Obama’s run for office exhilarated the core believers in white superiority who have always been with us. Their target becomes obvious. Obama, however, is a believer in Lincoln’s “better angels of our nature,” and in March of 2008 gives one of the great speeches about race in America. This excerpt reveals his essential optimism: “The profound mistake of Reverend Wright’s sermons is … that he spoke as if our society was static; as if no progress had been made; as if this country — a country that has made it possible for one of his own members to run for the highest office in the land and build a coalition of white and black, Latino and Asian, rich and poor, young and old — is still irrevocably bound to a tragic past. But what we know — what we have seen — is that America can change. That is the true genius of this nation. What we have already achieved gives us hope — the audacity to hope — for what we can and must achieve tomorrow.” Such idealism puts the ascension of Trump in stark contrast. Trump’s election created an existential moment — what are we as a people? What path will we choose?
Obama’s eight years and his success called forth Trump. He is not responsible for Trump. Let’s set that at the feet of Russian bots, disinformation and the collusion of the Trump campaign with Putin’s agents. Let’s set that at the feet of Hillary Clinton, so heavy with the baggage of her husband and her own arrogance that she became the worst possible candidate to oppose him. Let us also tell the truth about the force of white racism in his victory — voter suppression in Wisconsin, racially charged code words used by the Trump campaign itself. Almost 30% of those who voted for Trump believed Obama is a Muslim. Trump begins his rise to power by embracing “birtherism”. He knew exactly whose support he wanted.

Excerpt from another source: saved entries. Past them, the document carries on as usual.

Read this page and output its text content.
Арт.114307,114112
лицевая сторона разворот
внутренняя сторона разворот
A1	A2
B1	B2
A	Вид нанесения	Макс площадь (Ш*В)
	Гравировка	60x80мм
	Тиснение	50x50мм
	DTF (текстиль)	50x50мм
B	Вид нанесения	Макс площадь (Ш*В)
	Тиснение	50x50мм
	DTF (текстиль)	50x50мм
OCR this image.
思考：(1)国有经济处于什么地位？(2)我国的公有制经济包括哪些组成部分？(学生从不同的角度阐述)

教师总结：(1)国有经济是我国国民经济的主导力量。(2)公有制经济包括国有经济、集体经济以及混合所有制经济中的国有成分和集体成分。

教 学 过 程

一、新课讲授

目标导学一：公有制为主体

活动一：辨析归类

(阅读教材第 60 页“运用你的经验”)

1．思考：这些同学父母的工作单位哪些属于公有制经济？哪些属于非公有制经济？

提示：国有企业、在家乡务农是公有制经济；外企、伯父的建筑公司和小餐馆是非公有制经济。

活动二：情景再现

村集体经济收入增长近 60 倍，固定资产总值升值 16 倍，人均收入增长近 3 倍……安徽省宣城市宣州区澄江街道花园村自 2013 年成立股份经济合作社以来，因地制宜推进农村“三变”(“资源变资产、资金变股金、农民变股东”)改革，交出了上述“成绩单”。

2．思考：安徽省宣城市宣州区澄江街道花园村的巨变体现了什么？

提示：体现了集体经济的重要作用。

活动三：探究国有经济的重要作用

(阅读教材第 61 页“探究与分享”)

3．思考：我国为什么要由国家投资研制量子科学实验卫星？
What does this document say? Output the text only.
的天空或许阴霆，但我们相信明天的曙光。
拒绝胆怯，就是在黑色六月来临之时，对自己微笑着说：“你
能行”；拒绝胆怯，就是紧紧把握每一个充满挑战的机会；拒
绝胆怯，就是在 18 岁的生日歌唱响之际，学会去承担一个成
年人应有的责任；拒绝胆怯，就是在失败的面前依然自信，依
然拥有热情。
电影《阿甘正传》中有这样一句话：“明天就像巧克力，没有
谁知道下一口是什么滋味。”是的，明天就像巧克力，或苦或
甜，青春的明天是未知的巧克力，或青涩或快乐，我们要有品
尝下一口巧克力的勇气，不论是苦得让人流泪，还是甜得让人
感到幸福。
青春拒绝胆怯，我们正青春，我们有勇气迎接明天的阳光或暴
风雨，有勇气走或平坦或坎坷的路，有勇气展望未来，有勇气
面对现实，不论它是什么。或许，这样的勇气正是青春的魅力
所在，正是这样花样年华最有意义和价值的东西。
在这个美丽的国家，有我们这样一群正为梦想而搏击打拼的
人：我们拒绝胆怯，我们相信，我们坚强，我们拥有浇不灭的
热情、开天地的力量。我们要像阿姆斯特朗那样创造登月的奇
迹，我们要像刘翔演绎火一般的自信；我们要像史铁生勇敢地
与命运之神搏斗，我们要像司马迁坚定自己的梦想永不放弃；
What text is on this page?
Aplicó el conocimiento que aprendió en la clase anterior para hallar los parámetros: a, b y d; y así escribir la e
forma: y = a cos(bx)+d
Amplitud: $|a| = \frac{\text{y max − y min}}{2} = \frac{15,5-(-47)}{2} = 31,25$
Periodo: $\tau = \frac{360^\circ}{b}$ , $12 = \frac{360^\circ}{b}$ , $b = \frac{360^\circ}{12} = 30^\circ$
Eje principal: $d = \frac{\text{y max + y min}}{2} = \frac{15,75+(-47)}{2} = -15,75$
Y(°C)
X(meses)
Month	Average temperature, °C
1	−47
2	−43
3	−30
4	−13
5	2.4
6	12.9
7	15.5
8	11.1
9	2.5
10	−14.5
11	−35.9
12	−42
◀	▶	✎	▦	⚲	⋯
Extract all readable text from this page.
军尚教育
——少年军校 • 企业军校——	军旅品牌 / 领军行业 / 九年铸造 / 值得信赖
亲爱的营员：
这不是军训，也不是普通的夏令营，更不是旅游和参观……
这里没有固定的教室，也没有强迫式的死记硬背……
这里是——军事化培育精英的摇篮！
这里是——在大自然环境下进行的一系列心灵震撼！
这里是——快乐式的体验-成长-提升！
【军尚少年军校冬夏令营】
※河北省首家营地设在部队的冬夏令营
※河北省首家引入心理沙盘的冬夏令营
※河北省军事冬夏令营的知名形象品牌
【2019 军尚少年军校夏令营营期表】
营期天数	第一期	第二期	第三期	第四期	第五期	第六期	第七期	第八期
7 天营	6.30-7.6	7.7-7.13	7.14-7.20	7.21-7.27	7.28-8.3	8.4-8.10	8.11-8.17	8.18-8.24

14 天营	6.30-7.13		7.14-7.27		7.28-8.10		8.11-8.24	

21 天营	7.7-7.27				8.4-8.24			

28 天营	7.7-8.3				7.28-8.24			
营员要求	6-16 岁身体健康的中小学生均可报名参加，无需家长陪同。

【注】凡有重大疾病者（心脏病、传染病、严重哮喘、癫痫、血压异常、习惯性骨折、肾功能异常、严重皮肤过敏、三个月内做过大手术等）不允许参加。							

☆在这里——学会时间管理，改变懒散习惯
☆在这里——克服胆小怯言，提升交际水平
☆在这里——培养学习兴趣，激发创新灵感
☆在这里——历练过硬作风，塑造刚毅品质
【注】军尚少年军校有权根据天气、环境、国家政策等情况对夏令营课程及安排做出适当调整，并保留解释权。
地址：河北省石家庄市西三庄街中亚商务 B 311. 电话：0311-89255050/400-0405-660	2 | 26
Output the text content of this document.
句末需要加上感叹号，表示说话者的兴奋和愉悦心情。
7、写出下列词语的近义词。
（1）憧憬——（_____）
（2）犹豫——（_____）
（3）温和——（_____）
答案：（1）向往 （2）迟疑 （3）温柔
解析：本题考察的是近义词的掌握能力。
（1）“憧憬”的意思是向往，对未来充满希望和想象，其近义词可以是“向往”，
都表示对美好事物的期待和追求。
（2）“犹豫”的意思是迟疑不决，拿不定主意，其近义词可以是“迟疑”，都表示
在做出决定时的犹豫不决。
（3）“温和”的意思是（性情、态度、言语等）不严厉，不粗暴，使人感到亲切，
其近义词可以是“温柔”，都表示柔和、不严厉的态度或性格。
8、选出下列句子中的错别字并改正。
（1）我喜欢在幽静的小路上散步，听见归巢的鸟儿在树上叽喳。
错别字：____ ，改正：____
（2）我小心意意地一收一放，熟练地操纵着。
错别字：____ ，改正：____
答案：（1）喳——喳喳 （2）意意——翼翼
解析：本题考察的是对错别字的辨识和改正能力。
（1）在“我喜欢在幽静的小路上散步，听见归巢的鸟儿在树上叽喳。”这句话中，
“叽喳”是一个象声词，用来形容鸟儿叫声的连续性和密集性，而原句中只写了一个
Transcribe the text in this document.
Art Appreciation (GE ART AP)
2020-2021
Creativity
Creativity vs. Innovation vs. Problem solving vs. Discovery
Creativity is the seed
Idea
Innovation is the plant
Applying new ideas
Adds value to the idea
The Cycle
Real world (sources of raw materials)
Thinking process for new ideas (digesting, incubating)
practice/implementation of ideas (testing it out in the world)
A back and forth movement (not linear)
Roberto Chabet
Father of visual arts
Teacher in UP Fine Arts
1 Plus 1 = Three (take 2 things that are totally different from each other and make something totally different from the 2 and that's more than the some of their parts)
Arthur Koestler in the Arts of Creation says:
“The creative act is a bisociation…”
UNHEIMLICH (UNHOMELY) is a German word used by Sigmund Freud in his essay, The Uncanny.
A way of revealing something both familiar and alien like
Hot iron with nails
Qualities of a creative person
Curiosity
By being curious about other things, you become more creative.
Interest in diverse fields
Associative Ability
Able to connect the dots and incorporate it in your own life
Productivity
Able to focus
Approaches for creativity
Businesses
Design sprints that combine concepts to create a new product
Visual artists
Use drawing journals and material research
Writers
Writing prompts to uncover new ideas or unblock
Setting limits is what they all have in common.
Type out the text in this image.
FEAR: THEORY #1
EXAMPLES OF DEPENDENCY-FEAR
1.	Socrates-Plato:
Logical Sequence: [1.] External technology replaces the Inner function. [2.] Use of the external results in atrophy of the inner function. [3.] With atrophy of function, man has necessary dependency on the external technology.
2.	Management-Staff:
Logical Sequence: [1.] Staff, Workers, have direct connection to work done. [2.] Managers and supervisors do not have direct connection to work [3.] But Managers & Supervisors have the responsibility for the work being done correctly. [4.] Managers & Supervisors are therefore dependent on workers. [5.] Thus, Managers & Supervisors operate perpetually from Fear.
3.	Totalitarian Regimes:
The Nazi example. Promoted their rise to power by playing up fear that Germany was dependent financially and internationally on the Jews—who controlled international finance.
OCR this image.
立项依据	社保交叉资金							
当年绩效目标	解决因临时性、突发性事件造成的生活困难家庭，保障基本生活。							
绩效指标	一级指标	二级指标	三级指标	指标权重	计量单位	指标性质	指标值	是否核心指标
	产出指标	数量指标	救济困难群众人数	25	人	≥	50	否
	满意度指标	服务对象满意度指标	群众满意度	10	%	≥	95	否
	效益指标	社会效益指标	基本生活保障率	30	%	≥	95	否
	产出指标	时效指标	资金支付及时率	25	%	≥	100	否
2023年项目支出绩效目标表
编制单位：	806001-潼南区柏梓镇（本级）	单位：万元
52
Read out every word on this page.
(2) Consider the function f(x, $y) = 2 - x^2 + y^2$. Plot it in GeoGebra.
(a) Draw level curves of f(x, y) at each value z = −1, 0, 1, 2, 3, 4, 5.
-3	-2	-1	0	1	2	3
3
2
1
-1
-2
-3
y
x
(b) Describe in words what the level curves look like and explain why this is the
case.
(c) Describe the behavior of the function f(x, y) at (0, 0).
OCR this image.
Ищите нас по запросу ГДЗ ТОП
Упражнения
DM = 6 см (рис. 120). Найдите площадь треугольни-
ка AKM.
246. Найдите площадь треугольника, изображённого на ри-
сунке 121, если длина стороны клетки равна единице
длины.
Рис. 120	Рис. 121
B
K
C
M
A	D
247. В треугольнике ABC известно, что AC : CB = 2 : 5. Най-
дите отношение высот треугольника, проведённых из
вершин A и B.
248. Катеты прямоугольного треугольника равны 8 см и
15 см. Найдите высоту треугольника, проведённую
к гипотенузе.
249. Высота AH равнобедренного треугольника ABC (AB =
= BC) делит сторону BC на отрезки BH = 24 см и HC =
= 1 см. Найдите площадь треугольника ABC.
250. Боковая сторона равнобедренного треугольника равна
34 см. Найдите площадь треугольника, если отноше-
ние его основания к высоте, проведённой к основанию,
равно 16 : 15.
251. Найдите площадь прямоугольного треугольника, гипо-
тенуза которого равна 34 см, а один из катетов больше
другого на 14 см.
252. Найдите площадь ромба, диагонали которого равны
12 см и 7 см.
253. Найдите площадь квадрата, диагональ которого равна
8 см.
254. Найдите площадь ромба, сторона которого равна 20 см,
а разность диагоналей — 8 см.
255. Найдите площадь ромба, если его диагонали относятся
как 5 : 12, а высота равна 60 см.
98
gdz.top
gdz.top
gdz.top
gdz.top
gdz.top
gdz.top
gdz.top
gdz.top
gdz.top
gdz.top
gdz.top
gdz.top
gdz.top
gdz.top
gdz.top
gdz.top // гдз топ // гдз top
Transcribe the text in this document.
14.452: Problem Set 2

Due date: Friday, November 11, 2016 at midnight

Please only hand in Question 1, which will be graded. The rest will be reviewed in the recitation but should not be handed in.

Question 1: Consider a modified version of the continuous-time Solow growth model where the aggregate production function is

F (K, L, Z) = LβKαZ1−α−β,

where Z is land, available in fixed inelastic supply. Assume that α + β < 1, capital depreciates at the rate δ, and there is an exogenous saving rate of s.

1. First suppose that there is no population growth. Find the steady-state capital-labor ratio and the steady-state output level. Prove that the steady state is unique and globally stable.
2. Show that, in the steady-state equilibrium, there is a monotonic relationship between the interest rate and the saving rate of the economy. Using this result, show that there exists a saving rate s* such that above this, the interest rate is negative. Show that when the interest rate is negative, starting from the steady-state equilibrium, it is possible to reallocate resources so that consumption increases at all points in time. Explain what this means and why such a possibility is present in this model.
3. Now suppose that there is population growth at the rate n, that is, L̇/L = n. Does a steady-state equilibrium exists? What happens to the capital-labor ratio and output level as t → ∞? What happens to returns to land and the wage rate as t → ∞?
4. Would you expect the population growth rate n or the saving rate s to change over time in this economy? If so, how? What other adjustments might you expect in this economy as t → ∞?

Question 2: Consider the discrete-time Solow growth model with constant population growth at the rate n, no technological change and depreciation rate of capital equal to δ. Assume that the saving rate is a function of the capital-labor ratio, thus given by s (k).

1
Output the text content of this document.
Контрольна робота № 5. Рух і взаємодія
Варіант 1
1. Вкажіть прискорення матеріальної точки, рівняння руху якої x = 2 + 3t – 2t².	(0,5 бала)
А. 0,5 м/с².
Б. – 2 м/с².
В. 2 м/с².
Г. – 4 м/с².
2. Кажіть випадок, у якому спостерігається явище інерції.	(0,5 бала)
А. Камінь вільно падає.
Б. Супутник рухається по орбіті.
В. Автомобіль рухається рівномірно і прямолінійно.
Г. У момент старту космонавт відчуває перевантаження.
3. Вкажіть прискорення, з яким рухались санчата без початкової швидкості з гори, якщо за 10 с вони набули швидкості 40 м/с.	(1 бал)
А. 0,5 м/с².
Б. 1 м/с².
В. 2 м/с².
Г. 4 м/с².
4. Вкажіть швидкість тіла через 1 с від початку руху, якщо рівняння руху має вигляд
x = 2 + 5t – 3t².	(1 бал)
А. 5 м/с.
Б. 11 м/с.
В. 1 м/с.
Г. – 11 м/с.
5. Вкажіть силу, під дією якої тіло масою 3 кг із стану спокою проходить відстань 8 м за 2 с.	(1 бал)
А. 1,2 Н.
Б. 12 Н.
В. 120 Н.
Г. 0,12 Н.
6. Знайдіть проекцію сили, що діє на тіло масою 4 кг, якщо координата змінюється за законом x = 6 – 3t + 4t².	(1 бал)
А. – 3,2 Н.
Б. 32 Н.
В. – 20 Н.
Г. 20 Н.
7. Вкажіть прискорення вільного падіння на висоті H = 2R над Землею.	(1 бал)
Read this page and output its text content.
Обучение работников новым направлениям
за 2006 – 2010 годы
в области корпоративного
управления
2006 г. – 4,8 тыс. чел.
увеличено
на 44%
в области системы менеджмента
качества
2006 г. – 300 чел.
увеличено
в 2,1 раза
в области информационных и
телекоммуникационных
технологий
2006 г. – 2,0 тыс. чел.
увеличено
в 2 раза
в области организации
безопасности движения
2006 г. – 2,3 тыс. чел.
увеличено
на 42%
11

After over a year of Trump, Obama’s eight years seem to belong to another era, as if we should be remembering it in daguerreotypes. Since he left office, we have been under siege by several thousand lies and shameless liars, dishonor, disgrace and crimes in high places, perhaps even treason.
President Obama made the country a better place than he found it. He did so without staining his reputation. He left the Office with an indelible example of both competence and human decency.